Venue
Meadow Arts
Location
West Midlands

I met up with Anne de Charmant at the entrance to the large walled garden at Attingham Park. Anne is the director of Meadow Arts a non-physical gallery based in Ludlow, they describe themselves as a peripatetic organisation, acting as a sort of roaming curator using National Trust sites, working toward building new audiences for contemporary art. This project is set in amongst the beautiful and open landscape of Attingham Park. The start of my Grand Tour was a piece by Cornford & Cross; ‘The Once and Future King’ is a ball shaped sculpture made up of a heart of razor wire surrounded by the latest invention in metal security tape. The sculpture hovers over the original well, the life source for the once abundant agricultural garden. It lies next to a recreational plunge pool and mirrors a fresh re-instated crop of vegetables and herbs planted by head warden and a host of volunteers. The sculpture alludes to the value and power of water, the security of protecting that power and the barriers to which we are willing to put up to safe guard our food interests. Water, the world over is the driving factor in human existence. In other parts of the Earth this is more apparent, but perhaps, here in the safety of the developed world, maybe one day, not to far away, we will have to return to this fortification of food storage and production. And if this all sounds too cataclysmic, too Mad Max then the sculpture can be enjoyed as much as the ornate seeding of the vegetable garden that it protects.
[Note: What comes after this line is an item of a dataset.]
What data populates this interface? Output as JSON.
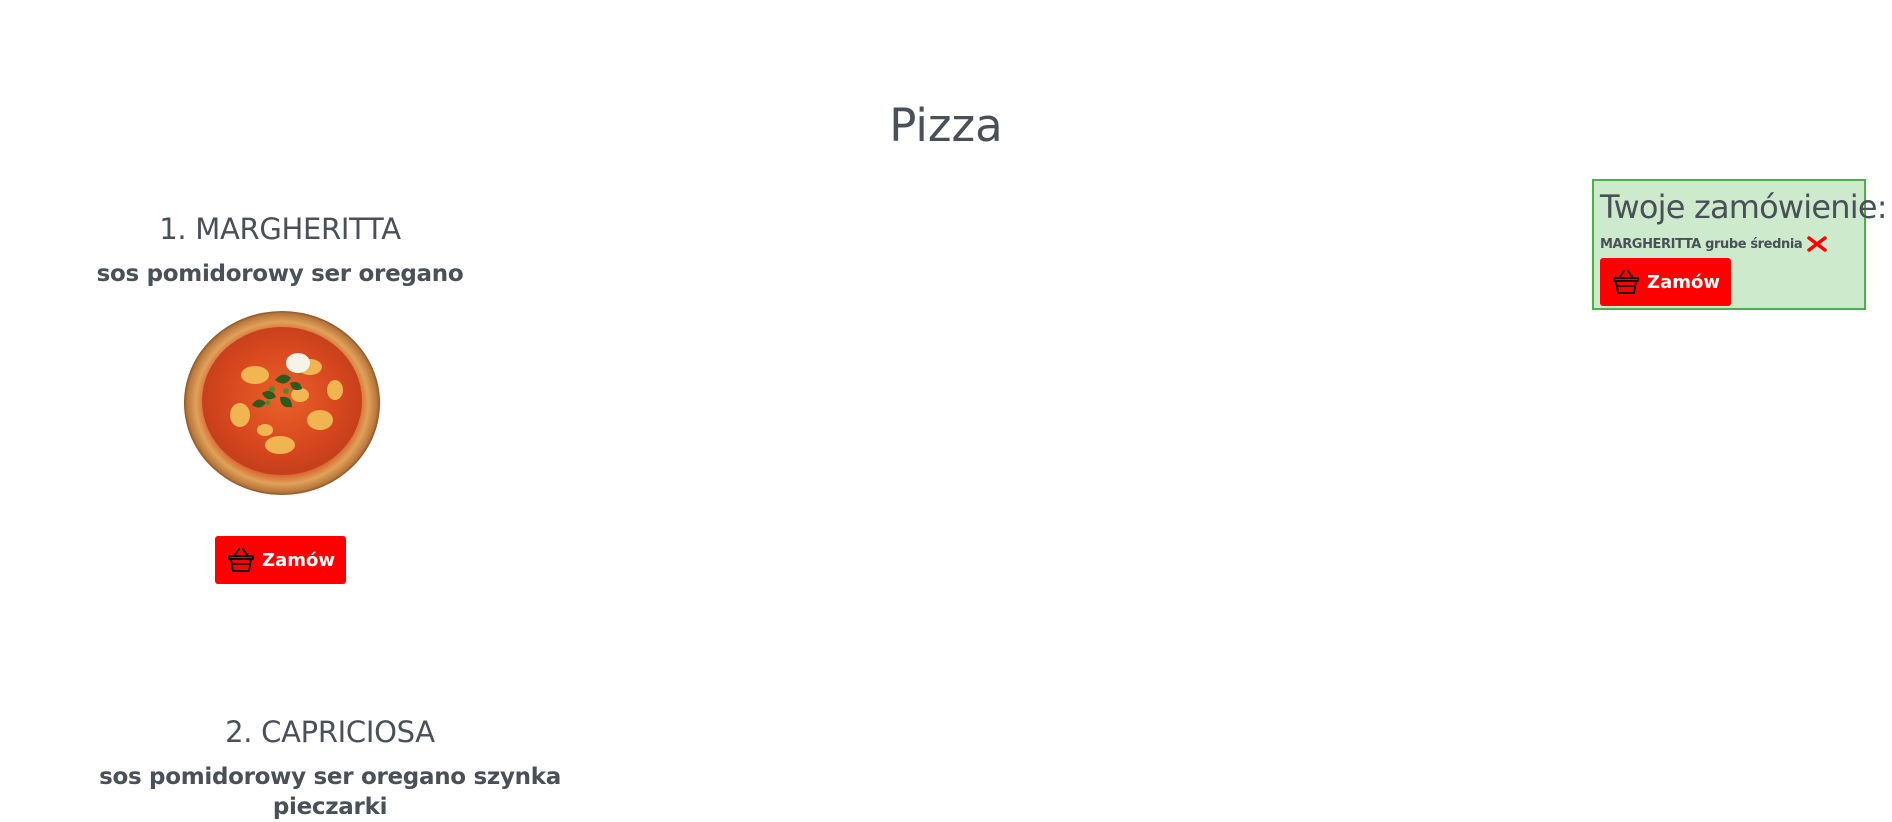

Anne led me on and we met up with Ivan and Heather Morison. Ivan had just completed the first rung of what is to become an adobe rookery, that is a large 40 ft mud and hay birdhouse, based on Egyptian rookeries which farm the guano for fertiliser. The piece has an instructional title ‘How to Survive in the Coming Bad Years,’ and yes I know what your thinking more doom and gloom. And yet this piece will inspire the most eco-skeptical among us. The suggestion is that these type of symbiotic relationships, between man and bird – shelter for fertiliser will become more and more important if we are to adapt and face new challenges in a changing world. The rookery is more than a metaphor, for one it will be functional, offering accommodation to the local feathered populous, but the work also references the ancient oak woodland at the core of the Attingham Park estate.
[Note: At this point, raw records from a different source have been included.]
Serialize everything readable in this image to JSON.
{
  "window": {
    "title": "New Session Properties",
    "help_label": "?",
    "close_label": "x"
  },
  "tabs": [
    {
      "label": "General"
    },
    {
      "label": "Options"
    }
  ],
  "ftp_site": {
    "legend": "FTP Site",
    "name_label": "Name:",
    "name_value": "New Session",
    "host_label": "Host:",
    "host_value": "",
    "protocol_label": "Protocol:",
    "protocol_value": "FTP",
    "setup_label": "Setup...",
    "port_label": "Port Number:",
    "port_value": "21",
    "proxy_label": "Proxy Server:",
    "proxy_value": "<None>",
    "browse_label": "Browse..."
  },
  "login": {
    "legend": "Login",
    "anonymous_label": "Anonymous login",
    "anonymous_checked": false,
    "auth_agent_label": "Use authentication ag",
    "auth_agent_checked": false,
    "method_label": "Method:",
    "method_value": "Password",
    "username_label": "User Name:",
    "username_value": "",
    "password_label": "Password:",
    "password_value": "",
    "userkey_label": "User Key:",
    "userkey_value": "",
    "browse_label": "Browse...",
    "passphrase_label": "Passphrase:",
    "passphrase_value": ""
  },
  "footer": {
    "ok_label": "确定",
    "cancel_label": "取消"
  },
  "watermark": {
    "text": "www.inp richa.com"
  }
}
It would be nice to see if any guano can be harvested and perhaps used in the volunteers veg patch.

We marched on a whistle stop circle of the estate, we passed Susan Grants Monopoly-like house pool; Dispossession, which is a 2007 piece commissioned for Flow, Kielder Water, by Art Circuit. We saw Charlotte Gyllenhammar’s piece; Traum and Christina Mackie’s, The Large Huts, both works were presented at the New Art Centre, Roche Court in 2007.

Anne and I talked about the nature and history of National Trust sites, it is to be applauded that the National Trust are keen to reach out to new audiences through contemporary art as it is equally important for artists to recognise and engage with the frequent users, the dog walkers, the twitchers, local historians and the stately home visitors.

The last two pieces are by Keith Wilson, Roma, 2008. Keith Wilson’s work is a formal gesture and walk-through sculpture, which borrows the shape of a cattle run. The interior walls of the walkway are coated in a thick layer of high-density rubberised foam, finished in a luxuriant glossy blue, seemingly at odds with the harsh industrial materials used to construct the run. The sense of containment one experiences while walking through the sculpture is both comforting and disorientating. The work is named Roma since its curves echo those of the river Tiber, Italy’s third longest river, and that on which Rome was founded; perhaps a reference to the rise and rapid fall of a once great empire or to the ruinous Grand Tour of the 2nd Lord Berwick who commissioned the remodeling of At Ingham by Humphry Repton.

And finally we finished of by viewing a piece which was under wraps; Henry Krokatsis’, The Double Hut, which will have the appearance of a disheveled common variety garden hut, but make use of a concealed ice-house to create an allusion of mystery and drama.

Hopefully following this wet August, September and October may allow us rest bite and invite us out into the un-wilderness that is the landscaped National Trust sites.

And if you can come to Attingham Park for the sculpture and surroundings. ‘Give Me Shelter’ opens at the end of September and is in-situ for one year.